You’ve likely heard of it, but just what is Tibet exactly and where it Tibet located? Here’s what you need to know.
What Is Tibet?
In short, Tibet is an Internationally Recognized Autonomous Region existing within the borders of China. As such, Tibet is often referred to as TAR, which stands for “Tibetan Autonomous Region.” We’ll get into a little more about exactly what this means later, but for now, suffice it to say that Tibet covers more than half of a high elevation area known as the Tibetan Plateau. The Chinese name for Tibet is “Xizang.”
While officially governed by China, Tibet has made numerous attempts to gain independence. Clashes between Chinese authorities and Tibetan protesters brought international attention to the plight of Tibet during the 2008 Beijing Olympics. Most people from Tibet identify as Buddhist and reject official Chinese leadership in favor of the exiled Dalai Lama.
“The Roof of the World” – Where Is Tibet?
Tibet is located in southwest China, and comprises much of the Tibetan Plateau, the highest region on earth. As such, it is often referred to as “The Roof of the World,” and for good reason. The average elevation in Tibet is a whopping 14,763 ft above sea level. This is high enough to give some newcomers elevation sickness! Many of the cultures and traditions of this unique region are distinctly shaped by its elevation.
Because of it’s unusually high elevation, the mountainous landscape and cold temperatures mean that Tibet provides a relatively inhospitable climate for most. As such, it is one of the most secluded regions on the planet, although airplane travel has now made the region more accessible. Nonetheless, Tibet boasts many of the highest mountain peaks on earth, including Mount Everest, which is 29,029 feet above sea level at its peak. With it’s gorgeous mountain landscape and stunning scenery, it is an ideal travel destination for adventurers, hikers, and mountain climbers.

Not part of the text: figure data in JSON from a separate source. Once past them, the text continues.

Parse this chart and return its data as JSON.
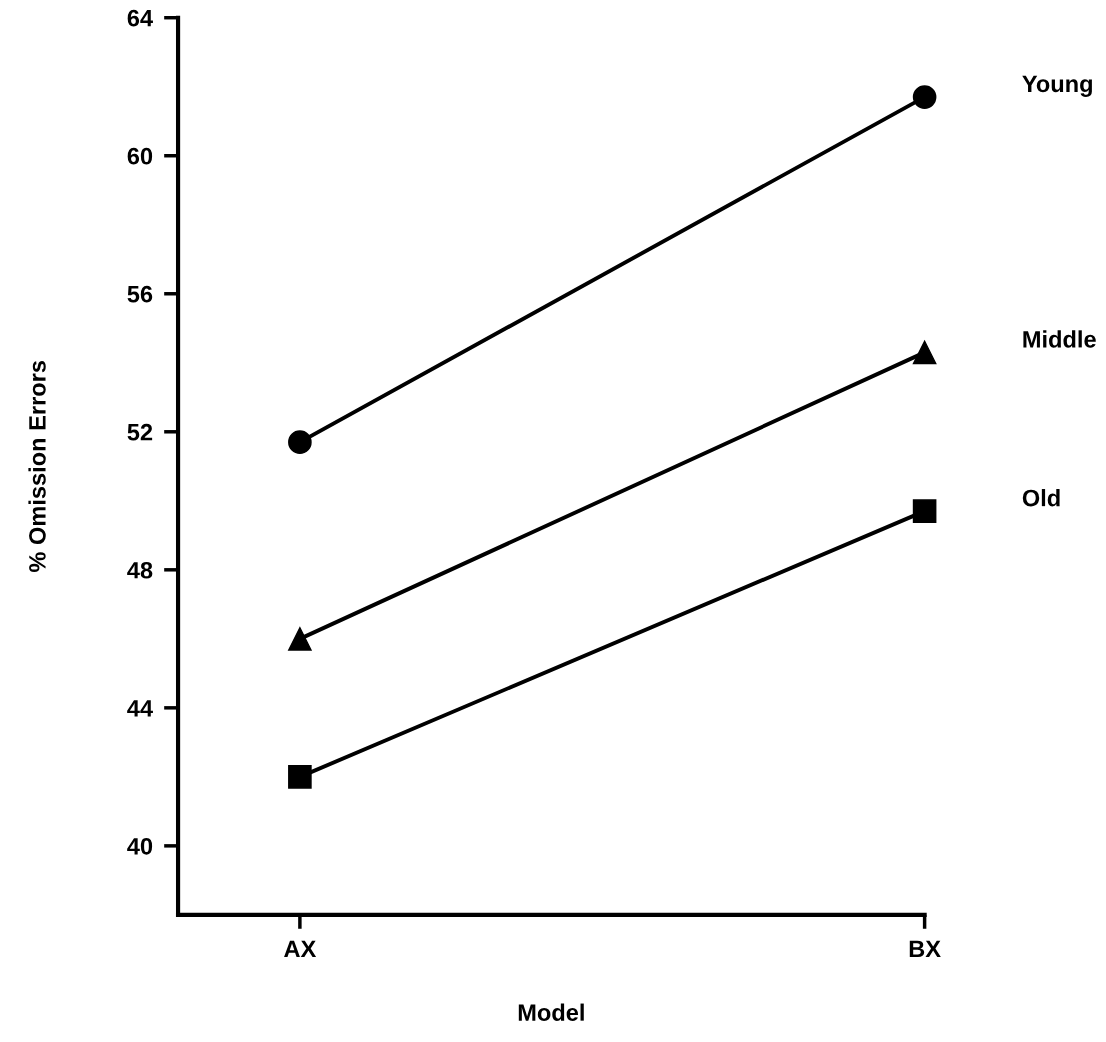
{
  "chart_data": {
    "type": "line",
    "xlabel": "Model",
    "ylabel": "% Omission Errors",
    "categories": [
      "AX",
      "BX"
    ],
    "series": [
      {
        "name": "Young",
        "color": "#000000",
        "marker": "circle",
        "values": [
          51.7,
          61.7
        ]
      },
      {
        "name": "Middle",
        "color": "#000000",
        "marker": "triangle",
        "values": [
          46.0,
          54.3
        ]
      },
      {
        "name": "Old",
        "color": "#000000",
        "marker": "square",
        "values": [
          42.0,
          49.7
        ]
      }
    ],
    "ylim": [
      38,
      64
    ],
    "yticks": [
      40,
      44,
      48,
      52,
      56,
      60,
      64
    ],
    "grid": false,
    "legend": false,
    "line_style": "solid"
  }
}
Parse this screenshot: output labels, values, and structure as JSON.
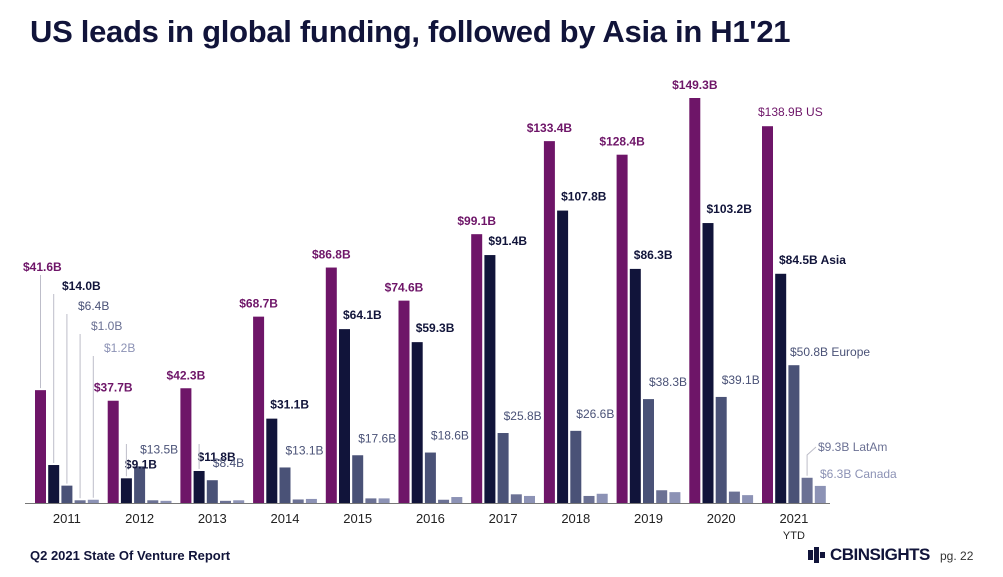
{
  "header": {
    "title": "US leads in global funding, followed by Asia in H1'21"
  },
  "footer": {
    "report": "Q2 2021 State Of Venture Report",
    "brand": "CBINSIGHTS",
    "page": "pg. 22"
  },
  "colors": {
    "US": "#6e1568",
    "Asia": "#11143a",
    "Europe": "#4a5277",
    "LatAm": "#6b7194",
    "Canada": "#8c92b5"
  },
  "chart_data": {
    "type": "bar",
    "unit": "$B",
    "categories": [
      "2011",
      "2012",
      "2013",
      "2014",
      "2015",
      "2016",
      "2017",
      "2018",
      "2019",
      "2020",
      "2021"
    ],
    "category_sublabels": {
      "2021": "YTD"
    },
    "series": [
      {
        "name": "US",
        "values": [
          41.6,
          37.7,
          42.3,
          68.7,
          86.8,
          74.6,
          99.1,
          133.4,
          128.4,
          149.3,
          138.9
        ]
      },
      {
        "name": "Asia",
        "values": [
          14.0,
          9.1,
          11.8,
          31.1,
          64.1,
          59.3,
          91.4,
          107.8,
          86.3,
          103.2,
          84.5
        ]
      },
      {
        "name": "Europe",
        "values": [
          6.4,
          13.5,
          8.4,
          13.1,
          17.6,
          18.6,
          25.8,
          26.6,
          38.3,
          39.1,
          50.8
        ]
      },
      {
        "name": "LatAm",
        "values": [
          1.0,
          1.0,
          0.8,
          1.3,
          1.7,
          1.2,
          3.2,
          2.6,
          4.7,
          4.2,
          9.3
        ]
      },
      {
        "name": "Canada",
        "values": [
          1.2,
          0.8,
          1.0,
          1.5,
          1.7,
          2.2,
          2.6,
          3.4,
          4.0,
          2.9,
          6.3
        ]
      }
    ],
    "labels": [
      [
        "$41.6B",
        "$14.0B",
        "$6.4B",
        "$1.0B",
        "$1.2B"
      ],
      [
        "$37.7B",
        "$9.1B",
        "$13.5B",
        "",
        ""
      ],
      [
        "$42.3B",
        "$11.8B",
        "$8.4B",
        "",
        ""
      ],
      [
        "$68.7B",
        "$31.1B",
        "$13.1B",
        "",
        ""
      ],
      [
        "$86.8B",
        "$64.1B",
        "$17.6B",
        "",
        ""
      ],
      [
        "$74.6B",
        "$59.3B",
        "$18.6B",
        "",
        ""
      ],
      [
        "$99.1B",
        "$91.4B",
        "$25.8B",
        "",
        ""
      ],
      [
        "$133.4B",
        "$107.8B",
        "$26.6B",
        "",
        ""
      ],
      [
        "$128.4B",
        "$86.3B",
        "$38.3B",
        "",
        ""
      ],
      [
        "$149.3B",
        "$103.2B",
        "$39.1B",
        "",
        ""
      ],
      [
        "$138.9B US",
        "$84.5B Asia",
        "$50.8B Europe",
        "$9.3B LatAm",
        "$6.3B Canada"
      ]
    ],
    "legend": "inline-right",
    "grid": false,
    "ylim": [
      0,
      150
    ]
  }
}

Tibetans are considered a distinct ethnic minority within the greater cultural context of China, but even within Tibet there exist many different cultural groups and ethnicities. The region tends to draw in spiritual tourists who are drawn to Tibet to learn more about the practice of Buddhism. However, up until the 1980s, China did not permit visits to the region. Since then, China has periodically blocked tourists from visiting Tibet, including during the controversies surrounding the Olympics in 2008 and for a period of time in 2012 when more protests erupted.
On that note, let’s talk a little bit more about why there is so much cultural and political tension between Tibet and China in the first place.

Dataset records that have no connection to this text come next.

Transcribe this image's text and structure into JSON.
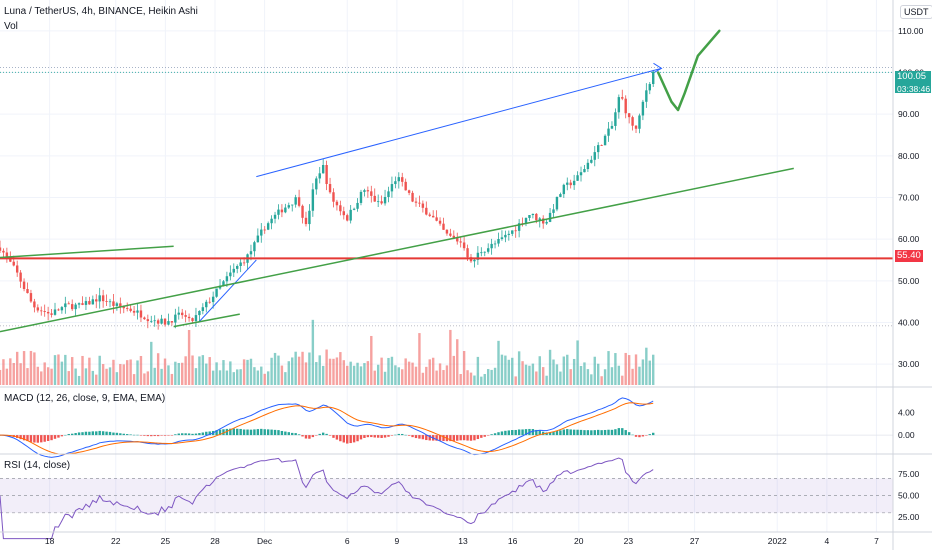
{
  "title": "Luna / TetherUS, 4h, BINANCE, Heikin Ashi",
  "volume_label": "Vol",
  "currency": "USDT",
  "price_badge": {
    "price": "100.05",
    "countdown": "03:38:46",
    "color": "#26a69a"
  },
  "level_badge": {
    "price": "55.40",
    "color": "#f23645"
  },
  "macd": {
    "label": "MACD (12, 26, close, 9, EMA, EMA)",
    "yticks": [
      "4.00",
      "0.00"
    ]
  },
  "rsi": {
    "label": "RSI (14, close)",
    "yticks": [
      "75.00",
      "50.00",
      "25.00"
    ]
  },
  "chart_data": {
    "type": "candlestick",
    "title": "Luna / TetherUS, 4h, BINANCE, Heikin Ashi",
    "x_ticks": [
      {
        "label": "18",
        "day": 18
      },
      {
        "label": "22",
        "day": 22
      },
      {
        "label": "25",
        "day": 25
      },
      {
        "label": "28",
        "day": 28
      },
      {
        "label": "Dec",
        "day": 31
      },
      {
        "label": "6",
        "day": 36
      },
      {
        "label": "9",
        "day": 39
      },
      {
        "label": "13",
        "day": 43
      },
      {
        "label": "16",
        "day": 46
      },
      {
        "label": "20",
        "day": 50
      },
      {
        "label": "23",
        "day": 53
      },
      {
        "label": "27",
        "day": 57
      },
      {
        "label": "2022",
        "day": 62
      },
      {
        "label": "4",
        "day": 65
      },
      {
        "label": "7",
        "day": 68
      }
    ],
    "y_ticks": [
      "110.00",
      "100.00",
      "90.00",
      "80.00",
      "70.00",
      "60.00",
      "50.00",
      "40.00",
      "30.00"
    ],
    "ylim": [
      25,
      115
    ],
    "xlim": [
      15,
      69
    ],
    "price_path": [
      [
        15.0,
        58
      ],
      [
        16.0,
        52
      ],
      [
        17.0,
        44
      ],
      [
        18.0,
        42
      ],
      [
        19.0,
        44
      ],
      [
        20.0,
        44
      ],
      [
        21.0,
        46
      ],
      [
        22.0,
        44
      ],
      [
        23.0,
        43
      ],
      [
        24.0,
        41
      ],
      [
        25.0,
        40
      ],
      [
        26.0,
        42
      ],
      [
        26.5,
        40
      ],
      [
        27.0,
        42
      ],
      [
        28.0,
        47
      ],
      [
        29.0,
        52
      ],
      [
        30.0,
        56
      ],
      [
        31.0,
        63
      ],
      [
        32.0,
        67
      ],
      [
        33.0,
        70
      ],
      [
        33.5,
        63
      ],
      [
        34.0,
        73
      ],
      [
        34.5,
        78
      ],
      [
        35.0,
        70
      ],
      [
        36.0,
        65
      ],
      [
        37.0,
        72
      ],
      [
        38.0,
        68
      ],
      [
        39.0,
        75
      ],
      [
        40.0,
        69
      ],
      [
        41.0,
        66
      ],
      [
        42.0,
        61
      ],
      [
        43.0,
        59
      ],
      [
        43.5,
        54
      ],
      [
        44.0,
        57
      ],
      [
        45.0,
        59
      ],
      [
        46.0,
        62
      ],
      [
        47.0,
        66
      ],
      [
        48.0,
        64
      ],
      [
        49.0,
        72
      ],
      [
        50.0,
        75
      ],
      [
        51.0,
        81
      ],
      [
        52.0,
        87
      ],
      [
        52.5,
        95
      ],
      [
        53.0,
        89
      ],
      [
        53.5,
        86
      ],
      [
        54.0,
        95
      ],
      [
        54.5,
        100.05
      ]
    ],
    "last_price": 100.05,
    "support_level": 55.4,
    "up_color": "#26a69a",
    "down_color": "#ef5350",
    "drawings": [
      {
        "type": "trend-line",
        "color": "#2962ff",
        "from": [
          27.0,
          40
        ],
        "to": [
          30.5,
          55
        ]
      },
      {
        "type": "trend-line",
        "color": "#2962ff",
        "from": [
          30.5,
          75
        ],
        "to": [
          55.0,
          101
        ]
      },
      {
        "type": "trend-line",
        "color": "#43a047",
        "from": [
          15.0,
          37.8
        ],
        "to": [
          63.0,
          77
        ]
      },
      {
        "type": "trend-line",
        "color": "#43a047",
        "from": [
          15.0,
          55.6
        ],
        "to": [
          25.5,
          58.3
        ]
      },
      {
        "type": "trend-line",
        "color": "#43a047",
        "from": [
          25.5,
          39.0
        ],
        "to": [
          29.5,
          42.0
        ]
      }
    ],
    "projection": [
      [
        54.8,
        100
      ],
      [
        55.6,
        93
      ],
      [
        56.0,
        91
      ],
      [
        56.4,
        95
      ],
      [
        57.2,
        104
      ],
      [
        58.5,
        110
      ]
    ],
    "macd_series": [
      {
        "name": "MACD",
        "color": "#2962ff"
      },
      {
        "name": "Signal",
        "color": "#ff6d00"
      }
    ],
    "macd_ylim": [
      -3,
      8
    ],
    "rsi_ylim": [
      10,
      95
    ],
    "rsi_band": [
      30,
      70
    ]
  }
}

Why Is Tibet an Autonomous Region and What Does This Mean?
Let’s start with the history of Tibet. Tibet has been a single unified state since as long ago as the 7th century AD. Even back then, Tibet’s culture was distinctly intertwined with religion. While early Tibetans were largely Shamanistic, Buddhism was introduced by India in the 8th century AD and became increasingly popular over the centuries. The bulk of central Asia was conquered by the Mongols in the 13th century, but Tibet remained relatively autonomous, operating as a vassal state.
When civil war broke out between the different Buddhist factions in Tibet in the 17th century, the Mongols backed the 5th Dalai Lama and gave him the official title of Spiritual Leader of Tibet. When in 1705 the Mongols moved in and killed the reigning Dalai Lama, the Tibetan people rejected the leadership the Mongols instituted in place.

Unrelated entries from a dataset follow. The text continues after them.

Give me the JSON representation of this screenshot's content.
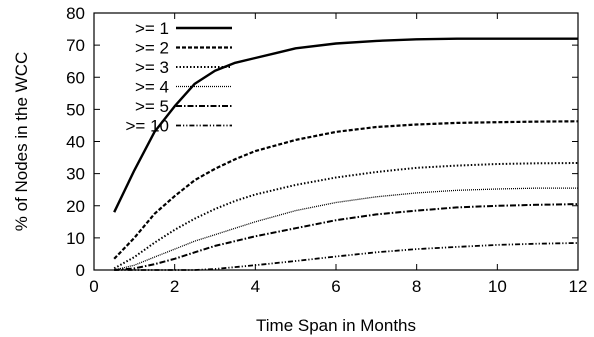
{
  "chart_data": {
    "type": "line",
    "xlabel": "Time Span in Months",
    "ylabel": "% of Nodes in the WCC",
    "xlim": [
      0,
      12
    ],
    "ylim": [
      0,
      80
    ],
    "xticks": [
      0,
      2,
      4,
      6,
      8,
      10,
      12
    ],
    "yticks": [
      0,
      10,
      20,
      30,
      40,
      50,
      60,
      70,
      80
    ],
    "grid": false,
    "legend_position": "top-left",
    "series": [
      {
        "name": ">= 1",
        "dash": "solid",
        "x": [
          0.5,
          1,
          1.5,
          2,
          2.5,
          3,
          3.5,
          4,
          4.5,
          5,
          6,
          7,
          8,
          9,
          10,
          11,
          12
        ],
        "y": [
          18,
          31,
          43,
          51,
          58,
          62,
          64.5,
          66,
          67.5,
          69,
          70.5,
          71.3,
          71.8,
          72,
          72,
          72,
          72
        ]
      },
      {
        "name": ">= 2",
        "dash": "dashed",
        "x": [
          0.5,
          1,
          1.5,
          2,
          2.5,
          3,
          3.5,
          4,
          5,
          6,
          7,
          8,
          9,
          10,
          11,
          12
        ],
        "y": [
          3.5,
          10,
          17.5,
          23,
          28,
          31.5,
          34.5,
          37,
          40.5,
          43,
          44.5,
          45.3,
          45.8,
          46,
          46.2,
          46.3
        ]
      },
      {
        "name": ">= 3",
        "dash": "dotted",
        "x": [
          0.5,
          1,
          1.5,
          2,
          2.5,
          3,
          3.5,
          4,
          5,
          6,
          7,
          8,
          9,
          10,
          11,
          12
        ],
        "y": [
          0.5,
          4,
          8.5,
          12.5,
          16,
          19,
          21.5,
          23.5,
          26.5,
          28.8,
          30.5,
          31.8,
          32.5,
          33,
          33.2,
          33.3
        ]
      },
      {
        "name": ">= 4",
        "dash": "fine",
        "x": [
          0.5,
          1,
          1.5,
          2,
          2.5,
          3,
          3.5,
          4,
          5,
          6,
          7,
          8,
          9,
          10,
          11,
          12
        ],
        "y": [
          0,
          1.5,
          4,
          6.5,
          9,
          11,
          13,
          15,
          18.5,
          21,
          22.8,
          24,
          24.8,
          25.2,
          25.5,
          25.5
        ]
      },
      {
        "name": ">= 5",
        "dash": "dashdot",
        "x": [
          0.5,
          1,
          1.5,
          2,
          2.5,
          3,
          3.5,
          4,
          5,
          6,
          7,
          8,
          9,
          10,
          11,
          12
        ],
        "y": [
          0,
          0.5,
          1.8,
          3.5,
          5.5,
          7.5,
          9,
          10.5,
          13,
          15.5,
          17.3,
          18.5,
          19.5,
          20,
          20.3,
          20.5
        ]
      },
      {
        "name": ">= 10",
        "dash": "dashdotdot",
        "x": [
          0.5,
          1,
          1.5,
          2,
          2.5,
          3,
          4,
          5,
          6,
          7,
          8,
          9,
          10,
          11,
          12
        ],
        "y": [
          0,
          0,
          0,
          0,
          0,
          0.3,
          1.5,
          2.8,
          4.2,
          5.5,
          6.5,
          7.2,
          7.8,
          8.2,
          8.4
        ]
      }
    ]
  }
}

Succeeding Dalai Lamas would be destined to fall into a continual cycle of exile and return while Tibet fell prey to repeated invasions from the British and Chinese, until it was eventually officially annexed by China in 1951. Some time after a crushed rebellion that forced the Dalai Lama to flee to India for good, Tibet was finally granted autonomous status in 1965 when the Chinese government abolished serfdom.
However, the meaning of “autonomous region” is still widely debated. Many Tibetans continue to reject this status as unlawful occupation on the part of China. Meanwhile, the region is viewed by the Chinese government as a threat to the autonomy of the larger state.
Where Do Things Stand Today?
Keep in mind that since the Cultural Revolution of the 1960s, China has adopted a hostile stance toward religion. Forced secularization of Tibet during this period only served to exacerbate tensions between China and Tibet.
During the protests that erupted in 2008 in the wake of the Beijing Olympics, up to 100 otherwise peaceful Tibetans were killed, bringing worldwide attention to the plight of Tibet and the region’s continual struggle for freedom from China. It remains to be seen whether Tibet will ever be granted true autonomy from China or not.